Com a mesma lógica barroca entre excesso e insuficiência, encontramos Instituições (públicas e privadas) se digladiando quanto ao uso de algemas e à exposição humilhante de pessoas presas no curso de persecuções penais. As classes sociais mais desapercebidas são as primeiras, junto com importantes instituições públicas e privadas, a de­fender que os “ricos” sejam tratados como os “pobres”, isto é, sejam algemados e expostos à mídia de forma aviltante, desumana e degradante, condenando-os à lepra social da presunção da culpa, antes mesmo da investigação policial terminar. A ineficiência do sistema em investigar, processar e julgar crimes de maior complexidade executiva (aí está a insuficiência das instituições) gera uma reação em sentido oposto e igualmente nociva, qual seja, todos devem ser humilhados e punidos, mesmo antes da culpa formada (aqui vemos o excesso). Ninguém deve ser humilhado, nem “pobres” nem “ricos”. Não há porque instituições perderem tempo discutindo se existe ou não exagero no uso de algema e na exposição à mídia.
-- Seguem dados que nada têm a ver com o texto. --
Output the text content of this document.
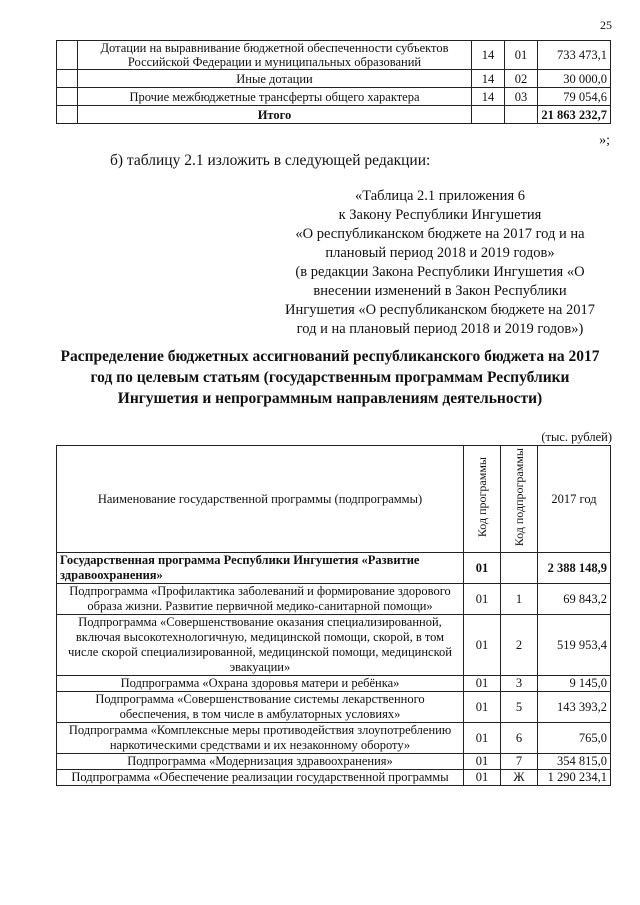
25
	Дотации на выравнивание бюджетной обеспеченности субъектов Российской Федерации и муниципальных образований	14	01	733 473,1
	Иные дотации	14	02	30 000,0
	Прочие межбюджетные трансферты общего характера	14	03	79 054,6
	Итого			21 863 232,7
»;
б) таблицу 2.1 изложить в следующей редакции:
«Таблица 2.1 приложения 6
к Закону Республики Ингушетия
«О республиканском бюджете на 2017 год и на
плановый период 2018 и 2019 годов»
(в редакции Закона Республики Ингушетия «О
внесении изменений в Закон Республики
Ингушетия «О республиканском бюджете на 2017
год и на плановый период 2018 и 2019 годов»)
Распределение бюджетных ассигнований республиканского бюджета на 2017
год по целевым статьям (государственным программам Республики
Ингушетия и непрограммным направлениям деятельности)
(тыс. рублей)
Наименование государственной программы (подпрограммы)	Код программы	Код подпрограммы	2017 год
Государственная программа Республики Ингушетия «Развитие здравоохранения»	01		2 388 148,9
Подпрограмма «Профилактика заболеваний и формирование здорового образа жизни. Развитие первичной медико-санитарной помощи»	01	1	69 843,2
Подпрограмма «Совершенствование оказания специализированной, включая высокотехнологичную, медицинской помощи, скорой, в том числе скорой специализированной, медицинской помощи, медицинской эвакуации»	01	2	519 953,4
Подпрограмма «Охрана здоровья матери и ребёнка»	01	3	9 145,0
Подпрограмма «Совершенствование системы лекарственного обеспечения, в том числе в амбулаторных условиях»	01	5	143 393,2
Подпрограмма «Комплексные меры противодействия злоупотреблению наркотическими средствами и их незаконному обороту»	01	6	765,0
Подпрограмма «Модернизация здравоохранения»	01	7	354 815,0
Подпрограмма «Обеспечение реализации государственной программы	01	Ж	1 290 234,1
Os excessos são iniludíveis e devem ser proibidos em favor de todos os cidadãos.

O IBCCRIM foi uma das primeiras instituições a denunciar os mandados de busca e apreensão indeterminados e coletivos que a polícia paulista executava em favelas e localidades pobres. Poucos ouviram, e agora todos são vítimas dessa ilegalidade. O IBCCRIM sempre defendeu e participou de propostas de reforma e aperfeiçoamento da lei de interceptação telefônica, que desde o início se mostrou falha e insuficiente. Poucos ouviram, e hoje o excesso de ordens judiciais de interceptação e o desvirtua­mento desse importante instrumento de investigação assombram a intimidade de todos, é motivo para uma CPI no Congresso e para matérias jornalísticas que colocam o Brasil como o “paraíso do grampo”.

Chegamos ao ponto crucial do presente instante. O Poder Judiciário, em seus vários níveis hierárquicos, não deve se debruçar em dilacerações auto­fágicas ou sequer permitir que outras instituições, (muitas vezes para ganhar o que ainda não possuem) lhe arranhem o prestígio. Deve o Judiciário aproveitar o momento para expor a insuficiência das atuais leis ordinárias criminais que possuímos, e a falta de um moderno aparelhamento das Instituições Judiciárias e de Segurança Pública para atender às necessidades e carências da população. O povo brasileiro não deve se submeter a mais essa violência institucional que induz a acreditar que há “Justiças” diferentes para pessoas diferentes, e muito menos a acreditar que não há mais “Justiça”, seja para quem for. Todos precisamos de Instituições conscientes de seus papéis na República. Todos queremos o que a nossa Constituição nos garante.